APJATEL Minta Pemerintah Tinjau Ulang Relaksasi Daftar Negatif Investasi 2018
Jakartakita.com – Asosiasi Penyelenggara Jaringan Telekomunikasi (APJATEL) meminta Pemerintah untuk meninjau ulang relaksasi Daftar Negatif Investasi (DNI) 2018 dalam Paket Kebijakan Ekonomi XVI, yang belum lama ini diluncurkan.
Relaksasi ini memberikan peluang yang seluas-luasnya pada investor asing untuk berkiprah di Indonesia dalam 54 bidang usaha, yang 8 di antaranya adalah bidang usaha di sektor telekomunikasi, yang memungkinkan investor asing menguasai 100 persen kepemilikan dalam suatu entitas usaha.
“Sebagai asosiasi yang menaungi perusahaan-perusahaan lokal yang bergerak di dalam 8 bidang usaha tersebut, kami meminta Pemerintah untuk meninjau ulang kebijakan tersebut karena keberpihakan terhadap pelaku industri lokal perlu mendapat perhatian lebih demi perkembangan industri jaringan telekomunikasi secara nasional.
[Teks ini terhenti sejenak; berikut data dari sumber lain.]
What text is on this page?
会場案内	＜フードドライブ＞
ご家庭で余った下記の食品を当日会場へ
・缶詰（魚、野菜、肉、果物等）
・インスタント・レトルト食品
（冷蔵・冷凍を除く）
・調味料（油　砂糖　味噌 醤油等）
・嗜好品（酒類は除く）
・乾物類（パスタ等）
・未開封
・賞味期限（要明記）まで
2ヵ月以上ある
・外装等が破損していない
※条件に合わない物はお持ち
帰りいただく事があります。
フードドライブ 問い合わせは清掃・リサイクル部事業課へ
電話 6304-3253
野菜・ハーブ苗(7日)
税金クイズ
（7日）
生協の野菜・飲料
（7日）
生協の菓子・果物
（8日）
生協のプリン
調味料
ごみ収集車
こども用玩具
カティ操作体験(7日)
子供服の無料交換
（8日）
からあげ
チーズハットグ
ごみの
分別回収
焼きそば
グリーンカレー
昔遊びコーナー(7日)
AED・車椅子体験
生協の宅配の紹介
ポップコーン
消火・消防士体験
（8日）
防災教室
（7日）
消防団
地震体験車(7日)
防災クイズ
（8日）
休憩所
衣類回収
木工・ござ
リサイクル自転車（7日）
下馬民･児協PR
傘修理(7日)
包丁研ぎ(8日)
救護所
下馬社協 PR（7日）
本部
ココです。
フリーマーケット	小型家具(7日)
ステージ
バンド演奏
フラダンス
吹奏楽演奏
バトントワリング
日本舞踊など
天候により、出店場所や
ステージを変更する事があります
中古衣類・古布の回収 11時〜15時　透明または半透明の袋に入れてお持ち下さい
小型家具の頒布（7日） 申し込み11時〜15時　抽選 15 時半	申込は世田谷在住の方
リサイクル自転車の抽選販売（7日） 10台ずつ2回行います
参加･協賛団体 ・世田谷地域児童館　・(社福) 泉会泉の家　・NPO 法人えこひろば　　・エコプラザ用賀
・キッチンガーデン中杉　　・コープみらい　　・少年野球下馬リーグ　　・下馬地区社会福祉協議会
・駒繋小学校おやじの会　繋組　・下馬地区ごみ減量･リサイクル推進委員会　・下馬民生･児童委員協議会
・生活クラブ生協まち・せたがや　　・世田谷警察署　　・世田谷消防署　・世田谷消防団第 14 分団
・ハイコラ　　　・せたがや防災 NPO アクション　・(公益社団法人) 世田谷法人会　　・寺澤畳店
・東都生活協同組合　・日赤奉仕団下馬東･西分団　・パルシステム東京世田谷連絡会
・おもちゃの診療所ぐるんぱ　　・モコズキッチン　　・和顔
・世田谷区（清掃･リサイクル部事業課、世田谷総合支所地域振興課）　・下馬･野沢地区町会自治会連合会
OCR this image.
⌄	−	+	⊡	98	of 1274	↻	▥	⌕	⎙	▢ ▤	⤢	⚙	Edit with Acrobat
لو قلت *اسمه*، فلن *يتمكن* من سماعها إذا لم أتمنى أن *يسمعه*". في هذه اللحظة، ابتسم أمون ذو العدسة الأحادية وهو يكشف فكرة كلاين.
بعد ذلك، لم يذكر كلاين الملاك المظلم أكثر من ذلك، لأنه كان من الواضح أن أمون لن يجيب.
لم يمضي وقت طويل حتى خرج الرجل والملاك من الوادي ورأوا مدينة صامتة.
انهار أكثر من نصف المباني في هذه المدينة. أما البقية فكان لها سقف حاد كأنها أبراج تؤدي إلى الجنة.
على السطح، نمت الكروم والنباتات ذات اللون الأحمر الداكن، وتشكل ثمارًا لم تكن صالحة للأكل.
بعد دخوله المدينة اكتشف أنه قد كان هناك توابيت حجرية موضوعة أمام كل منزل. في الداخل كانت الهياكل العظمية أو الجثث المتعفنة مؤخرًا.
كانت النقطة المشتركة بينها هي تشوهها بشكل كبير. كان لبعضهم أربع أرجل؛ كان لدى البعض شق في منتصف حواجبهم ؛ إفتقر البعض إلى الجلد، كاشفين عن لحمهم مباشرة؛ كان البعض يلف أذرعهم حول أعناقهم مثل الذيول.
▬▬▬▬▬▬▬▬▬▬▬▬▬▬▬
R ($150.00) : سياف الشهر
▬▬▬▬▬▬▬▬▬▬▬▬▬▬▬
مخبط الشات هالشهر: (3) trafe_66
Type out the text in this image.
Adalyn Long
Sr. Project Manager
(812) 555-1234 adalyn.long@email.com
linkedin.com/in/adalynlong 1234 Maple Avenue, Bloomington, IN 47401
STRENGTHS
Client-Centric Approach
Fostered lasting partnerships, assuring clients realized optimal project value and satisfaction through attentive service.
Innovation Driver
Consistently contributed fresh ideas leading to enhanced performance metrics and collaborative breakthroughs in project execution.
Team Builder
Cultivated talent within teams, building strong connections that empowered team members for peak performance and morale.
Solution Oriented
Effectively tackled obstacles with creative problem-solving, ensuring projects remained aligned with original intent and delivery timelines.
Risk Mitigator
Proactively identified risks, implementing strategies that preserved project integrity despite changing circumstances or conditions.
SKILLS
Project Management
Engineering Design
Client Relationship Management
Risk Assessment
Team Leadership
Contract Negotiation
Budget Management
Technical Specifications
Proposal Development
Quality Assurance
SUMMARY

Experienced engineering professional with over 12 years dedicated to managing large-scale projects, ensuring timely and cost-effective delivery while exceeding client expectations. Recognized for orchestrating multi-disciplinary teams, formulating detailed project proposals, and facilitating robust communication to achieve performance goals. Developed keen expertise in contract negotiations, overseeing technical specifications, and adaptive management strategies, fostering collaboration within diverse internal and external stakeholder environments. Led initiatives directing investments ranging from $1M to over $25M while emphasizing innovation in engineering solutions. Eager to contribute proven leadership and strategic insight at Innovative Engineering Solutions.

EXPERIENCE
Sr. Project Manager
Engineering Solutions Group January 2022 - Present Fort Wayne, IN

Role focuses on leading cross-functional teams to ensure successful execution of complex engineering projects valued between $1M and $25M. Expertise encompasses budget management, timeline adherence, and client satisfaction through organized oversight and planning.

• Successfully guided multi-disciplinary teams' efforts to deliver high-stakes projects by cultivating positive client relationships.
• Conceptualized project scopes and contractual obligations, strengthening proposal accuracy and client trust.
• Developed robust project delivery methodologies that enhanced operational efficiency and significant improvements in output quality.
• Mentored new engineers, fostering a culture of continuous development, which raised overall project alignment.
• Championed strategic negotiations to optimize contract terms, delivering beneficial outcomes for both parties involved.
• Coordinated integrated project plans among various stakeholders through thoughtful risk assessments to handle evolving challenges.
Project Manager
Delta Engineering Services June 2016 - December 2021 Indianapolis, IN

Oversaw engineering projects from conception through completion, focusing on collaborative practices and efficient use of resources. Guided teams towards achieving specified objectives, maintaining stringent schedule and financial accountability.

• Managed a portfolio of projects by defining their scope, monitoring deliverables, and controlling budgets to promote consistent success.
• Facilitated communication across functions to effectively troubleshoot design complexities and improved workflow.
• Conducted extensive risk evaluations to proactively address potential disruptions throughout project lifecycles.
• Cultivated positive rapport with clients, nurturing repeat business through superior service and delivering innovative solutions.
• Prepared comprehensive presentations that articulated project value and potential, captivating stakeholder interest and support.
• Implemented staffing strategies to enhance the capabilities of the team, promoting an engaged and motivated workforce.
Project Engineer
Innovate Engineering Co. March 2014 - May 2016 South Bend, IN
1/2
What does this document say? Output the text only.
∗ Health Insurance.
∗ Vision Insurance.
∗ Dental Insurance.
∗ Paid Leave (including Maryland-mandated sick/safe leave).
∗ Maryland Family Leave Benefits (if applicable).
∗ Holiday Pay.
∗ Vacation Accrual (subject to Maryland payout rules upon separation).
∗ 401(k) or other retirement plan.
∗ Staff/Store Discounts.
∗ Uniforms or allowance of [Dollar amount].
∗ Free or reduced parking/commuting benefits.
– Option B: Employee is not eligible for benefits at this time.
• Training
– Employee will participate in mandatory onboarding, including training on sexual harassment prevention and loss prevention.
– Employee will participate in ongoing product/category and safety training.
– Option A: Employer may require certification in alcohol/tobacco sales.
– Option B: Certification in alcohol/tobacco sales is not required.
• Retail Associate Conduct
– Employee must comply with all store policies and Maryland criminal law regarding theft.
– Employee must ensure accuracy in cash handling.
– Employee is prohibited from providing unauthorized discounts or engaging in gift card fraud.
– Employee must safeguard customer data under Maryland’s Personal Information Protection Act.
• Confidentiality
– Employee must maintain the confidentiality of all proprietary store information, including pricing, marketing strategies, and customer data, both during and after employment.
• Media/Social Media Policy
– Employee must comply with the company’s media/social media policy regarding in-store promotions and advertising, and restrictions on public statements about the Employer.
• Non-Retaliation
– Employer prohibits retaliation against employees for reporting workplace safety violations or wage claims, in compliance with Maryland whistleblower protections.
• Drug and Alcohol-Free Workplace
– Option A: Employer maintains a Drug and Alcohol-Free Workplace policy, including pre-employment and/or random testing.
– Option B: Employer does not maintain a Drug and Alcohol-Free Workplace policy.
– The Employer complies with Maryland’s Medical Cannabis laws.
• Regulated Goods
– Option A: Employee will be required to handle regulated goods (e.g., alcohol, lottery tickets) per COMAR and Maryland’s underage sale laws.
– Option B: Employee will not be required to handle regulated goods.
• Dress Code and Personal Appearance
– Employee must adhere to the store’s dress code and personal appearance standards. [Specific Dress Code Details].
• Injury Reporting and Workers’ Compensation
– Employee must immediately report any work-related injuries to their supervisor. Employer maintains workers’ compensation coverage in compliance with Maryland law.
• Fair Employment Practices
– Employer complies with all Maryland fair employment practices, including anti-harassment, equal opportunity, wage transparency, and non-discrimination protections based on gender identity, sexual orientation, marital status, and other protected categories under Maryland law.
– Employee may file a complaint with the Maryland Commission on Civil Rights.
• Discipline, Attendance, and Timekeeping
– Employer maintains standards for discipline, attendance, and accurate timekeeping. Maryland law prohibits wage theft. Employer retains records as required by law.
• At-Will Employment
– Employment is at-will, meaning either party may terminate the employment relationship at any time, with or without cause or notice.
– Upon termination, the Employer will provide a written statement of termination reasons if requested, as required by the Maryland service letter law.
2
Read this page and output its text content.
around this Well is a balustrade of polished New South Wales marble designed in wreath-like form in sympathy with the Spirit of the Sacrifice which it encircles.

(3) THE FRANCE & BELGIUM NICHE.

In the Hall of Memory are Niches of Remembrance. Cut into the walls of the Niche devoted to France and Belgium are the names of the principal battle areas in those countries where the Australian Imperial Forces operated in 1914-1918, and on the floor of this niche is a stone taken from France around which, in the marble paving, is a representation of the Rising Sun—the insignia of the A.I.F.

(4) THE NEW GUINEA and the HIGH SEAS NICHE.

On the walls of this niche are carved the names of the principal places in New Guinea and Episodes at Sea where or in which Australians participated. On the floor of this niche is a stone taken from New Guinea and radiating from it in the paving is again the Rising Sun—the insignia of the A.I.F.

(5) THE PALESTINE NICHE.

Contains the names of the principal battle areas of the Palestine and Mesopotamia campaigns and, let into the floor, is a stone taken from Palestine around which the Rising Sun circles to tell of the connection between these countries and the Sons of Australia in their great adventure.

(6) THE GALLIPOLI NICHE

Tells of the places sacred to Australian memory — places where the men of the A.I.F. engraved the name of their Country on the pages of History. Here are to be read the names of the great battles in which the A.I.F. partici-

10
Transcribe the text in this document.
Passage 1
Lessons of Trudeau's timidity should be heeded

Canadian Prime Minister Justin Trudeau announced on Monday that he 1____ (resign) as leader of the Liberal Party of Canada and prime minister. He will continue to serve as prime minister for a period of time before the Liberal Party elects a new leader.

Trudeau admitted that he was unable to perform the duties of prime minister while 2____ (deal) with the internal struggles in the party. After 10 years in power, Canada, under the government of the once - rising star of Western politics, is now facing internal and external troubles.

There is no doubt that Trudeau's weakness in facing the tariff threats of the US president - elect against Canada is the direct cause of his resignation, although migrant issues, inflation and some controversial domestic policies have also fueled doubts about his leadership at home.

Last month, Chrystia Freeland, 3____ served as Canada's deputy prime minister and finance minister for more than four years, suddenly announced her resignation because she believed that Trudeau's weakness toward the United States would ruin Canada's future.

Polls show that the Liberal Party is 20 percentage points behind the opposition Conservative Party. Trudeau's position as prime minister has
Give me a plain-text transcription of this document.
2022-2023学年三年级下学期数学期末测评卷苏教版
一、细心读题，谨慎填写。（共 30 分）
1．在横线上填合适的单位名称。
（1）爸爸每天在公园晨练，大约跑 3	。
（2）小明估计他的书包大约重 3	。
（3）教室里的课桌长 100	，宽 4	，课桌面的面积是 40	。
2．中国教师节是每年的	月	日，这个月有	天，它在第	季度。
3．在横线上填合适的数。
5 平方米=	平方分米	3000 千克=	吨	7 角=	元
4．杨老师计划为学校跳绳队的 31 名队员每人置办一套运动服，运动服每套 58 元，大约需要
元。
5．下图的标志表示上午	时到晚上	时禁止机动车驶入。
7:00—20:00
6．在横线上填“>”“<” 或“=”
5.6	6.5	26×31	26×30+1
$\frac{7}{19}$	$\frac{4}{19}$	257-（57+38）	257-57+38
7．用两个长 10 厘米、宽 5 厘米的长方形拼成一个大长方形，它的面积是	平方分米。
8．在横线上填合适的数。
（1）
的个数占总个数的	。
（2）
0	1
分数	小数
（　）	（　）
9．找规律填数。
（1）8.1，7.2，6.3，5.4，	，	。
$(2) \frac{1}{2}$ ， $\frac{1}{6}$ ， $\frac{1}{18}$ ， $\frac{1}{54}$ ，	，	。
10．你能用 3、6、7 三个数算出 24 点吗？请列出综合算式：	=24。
Kami berharap, Pemerintah dapat memprioritaskan perusahaan lokal dan menjadikan jaringan telekomunikasi menjadi aset vital bagi kedaulatan digital di Indonesia,” tutur Muhammad Arif Angga, Ketua Umum APJATEL dalam siaran pers, Sabtu (24/11/2018).
Sayangnya, lanjut Angga, terkadang perusahaan lokal menghadapi kesulitan ketika harus mengurus perizinan perusahaan mereka. Kebijakan yang dikeluarkan pemerintah juga terkadang tidak sinkron dengan fakta yang terjadi di lapangan. Sedangkan relaksasi DNI 2018 ini justru dipandang menjadi karpet merah bagi perusahaan asing.
Menurut Angga, Pemerintah diharapkan dapat memprioritaskan dan berpihak kepada perusahaan lokal, karena seiring dengan berkembang pesatnya kebutuhan data berskala nasional di Indonesia, jaringan telekomunikasi khususnya fiber optic menjadi tulang punggung penyebaran informasi di Indonesia.
“Ke depannya, jaringan telekomunikasi akan menjadi objek vital nasional, di mana kedaulatan digital akan bergantung pada kekuatan jaringan yang merata di seluruh Indonesia. APJATEL sendiri, akan senantiasa mendukung kebijakan-kebijakan pemerintah untuk mencapai kedaulatan digital di Indonesia,” tandasnya.